In mid-October, a website called “Harvard Marriage Pact” circulated on campus, inviting students to fill out a pairing survey with extensive questions, The Harvard Crimson reported. It was modeled on a “Marriage Pact,” a service launched at Stanford and active on 64 campuses, including Tufts University, which equates students with “backup” spouses. (To date, the service has made 93,834 matches and 1 “actual crazy” wedding.)
Students filled out the survey and waited for a match – promised before October 15 – but the website and social media disappeared after the people behind the original “Marriage Pact” were sent to stop and give up.
“We tried to contact, all sorts of different ways,” Liam J. McGregor, who administers Marriage Pact, told the Purple. “We told them, ‘Hey, we love the enthusiasm, but this is not okay.'”
According to the Purple, the site reappeared on October 31 as ExExEx, and those who filled out the survey received their matches.
The website was created by MIT student Liam Kronman, and an unidentified second contributor, Jason Seo, according to the website.
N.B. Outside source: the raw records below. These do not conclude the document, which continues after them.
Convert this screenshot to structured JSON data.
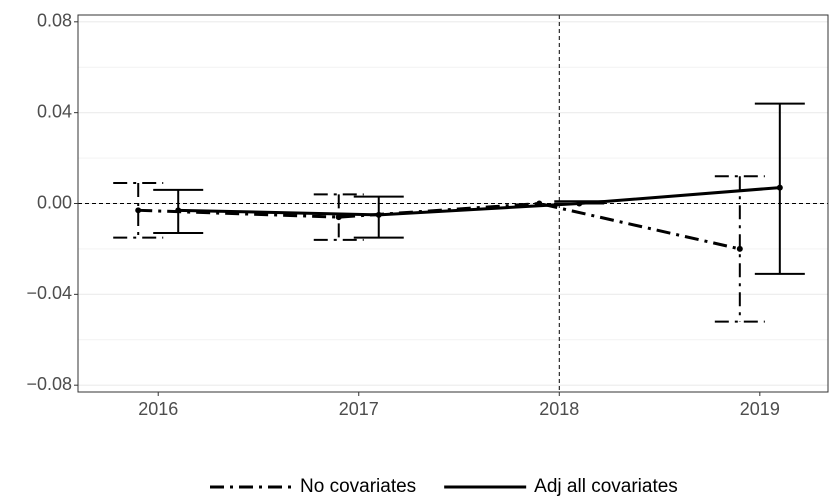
{
  "chart_data": {
    "type": "errorbar-line",
    "x": [
      2016,
      2017,
      2018,
      2019
    ],
    "xlim": [
      2015.6,
      2019.34
    ],
    "xticks": [
      2016,
      2017,
      2018,
      2019
    ],
    "ylim": [
      -0.083,
      0.083
    ],
    "yticks": [
      {
        "value": -0.08,
        "label": "−0.08"
      },
      {
        "value": -0.04,
        "label": "−0.04"
      },
      {
        "value": 0,
        "label": "0.00"
      },
      0.04,
      0.08
    ],
    "y_minor_grid": [
      -0.06,
      -0.02,
      0.02,
      0.06
    ],
    "grid": true,
    "hline": 0,
    "vline": 2018,
    "legend": "bottom",
    "series": [
      {
        "name": "No covariates",
        "color": "#000000",
        "dash": "dashdot",
        "values": [
          -0.003,
          -0.006,
          0,
          -0.02
        ],
        "lower": [
          -0.015,
          -0.016,
          null,
          -0.052
        ],
        "upper": [
          0.009,
          0.004,
          null,
          0.012
        ]
      },
      {
        "name": "Adj all covariates",
        "color": "#000000",
        "dash": "solid",
        "values": [
          -0.003,
          -0.005,
          0,
          0.007
        ],
        "lower": [
          -0.013,
          -0.015,
          0,
          -0.031
        ],
        "upper": [
          0.006,
          0.003,
          0.001,
          0.044
        ]
      }
    ]
  }
}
In a statement to the Purple, Kronman said he wrote the survey as a fun experiment.
“One afternoon I thought, ‘How many Harvard students could I convince to fill out a long questionnaire to find the love of their life in less than a week?’ Kronman wrote. “We didn’t intend to match people or use their data maliciously (we keep the latter). Instead we wanted to send a joke match.”
It may have started as a joke, but Kronman ended up matching respondents using an algorithm he wrote based on the “stable marriage problem”. The idea behind his service – which someone might get out of the name – is that your ex’s ex is your perfect match.
Students seem to be into it, and don’t care much about the data they shared.
“I don’t know if any of the data I would have given would have been culpable, or if it had appeared to be a serious matter,” first-year Will McKibben told the Purple.
“The freshman group chat was like,‘ This is a scam, ’” freshman Bethany Wiebold told the Purple. “We were tricked – they took our information and ran with it.”
However, she is messageed with her match and would fill out a survey again.
“The concept is very, very interesting,” Wiebold said. “I’d probably use it.”